Hypometabolism, even in cases where thyroid hormone levels are in the low euthyroid range or just below the "normal" limit, can increase susceptibility to myofascial trigger points and reduce the effectiveness of local therapy. Patients with slightly low thyroid function may experience increased muscle irritability, fatigue, cold intolerance, and muscle pain that worsens in cold weather. Addressing thyroid function can be essential for achieving lasting pain relief in these individuals.
6. What role do psychological factors like anxiety and emotional tension play in perpetuating myofascial trigger points?
High levels of anxiety and emotional tension can manifest as chronic muscle tension, leading to muscle overload and the perpetuation of myofascial trigger points. Patients may unconsciously hold their bodies in tense postures. Addressing the sources of anxiety and teaching relaxation techniques can help reduce this perpetuating factor and improve long-term relief. Additionally, unconscious "testing" of painful movements can also act as a repetitive stressor that maintains TrPs.
7. Can infections or other medical conditions perpetuate myofascial trigger points?
Yes, various infections, such as abscessed teeth, blocked sinuses, and urinary tract infections, can contribute to the development and maintenance of active TrPs, possibly due to the absorption of bacterial or viral toxic products. Additionally, conditions like herpes simplex outbreaks can increase muscle irritability and reactivate TrPs. Addressing these underlying medical issues is often necessary for lasting relief from myofascial pain.

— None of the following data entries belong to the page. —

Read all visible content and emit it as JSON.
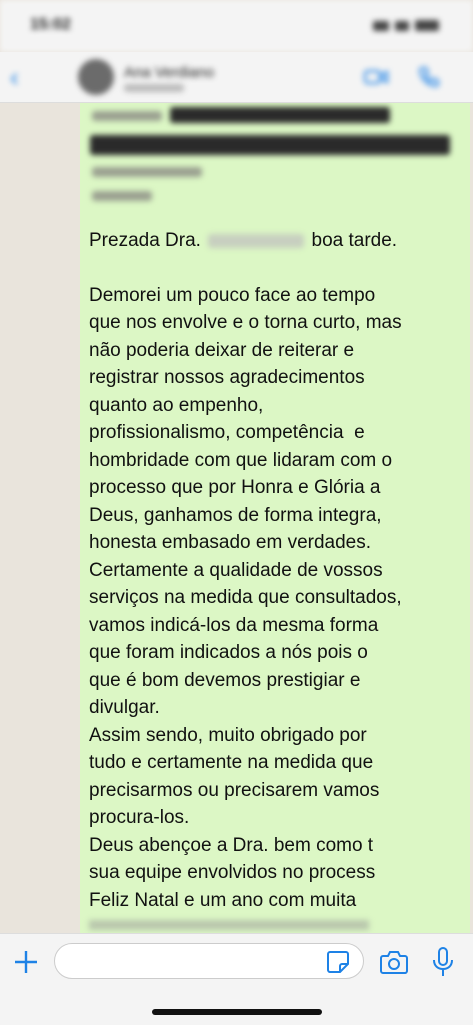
{
  "status_bar": {
    "time": "15:02"
  },
  "header": {
    "back_count": "",
    "contact_name": "Ana Verdiano",
    "icons": {
      "back": "chevron-left-icon",
      "video": "video-camera-icon",
      "call": "phone-icon"
    }
  },
  "chat": {
    "message": {
      "greeting_before": "Prezada Dra.",
      "greeting_after": "boa tarde.",
      "body": "Demorei um pouco face ao tempo\nque nos envolve e o torna curto, mas\nnão poderia deixar de reiterar e\nregistrar nossos agradecimentos\nquanto ao empenho,\nprofissionalismo, competência  e\nhombridade com que lidaram com o\nprocesso que por Honra e Glória a\nDeus, ganhamos de forma integra,\nhonesta embasado em verdades.\nCertamente a qualidade de vossos\nserviços na medida que consultados,\nvamos indicá-los da mesma forma\nque foram indicados a nós pois o\nque é bom devemos prestigiar e\ndivulgar.\nAssim sendo, muito obrigado por\ntudo e certamente na medida que\nprecisarmos ou precisarem vamos\nprocura-los.\nDeus abençoe a Dra. bem como t\nsua equipe envolvidos no process\nFeliz Natal e um ano com muita"
    },
    "colors": {
      "bubble": "#dcf7c5",
      "wallpaper": "#e9e4dc",
      "accent": "#1e82e6"
    }
  },
  "input_bar": {
    "placeholder": "",
    "icons": {
      "plus": "plus-icon",
      "sticker": "sticker-icon",
      "camera": "camera-icon",
      "mic": "microphone-icon"
    }
  }
}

8. How are muscles in the head and neck, like the lateral pterygoid, buccinator, and platysma, involved in myofascial pain, and what can overload them?
Muscles in the head and neck are frequently sites of myofascial trigger points that can cause localized and referred pain, affecting areas like the jaw, cheek, face, and neck. The lateral pterygoid muscle, for example, can be overloaded by excessive gum chewing, nail biting, persistent thumb-sucking, playing wind instruments with a fixed jaw, or maintaining side pressure on the jaw. Trigger points in the buccinator muscle can cause cheek pain and perceived difficulty swallowing. Platysma TrPs often refer a prickling pain to the skin of the mandible and chest. Understanding these muscles' functions and potential sources of overload is important for diagnosis and treatment.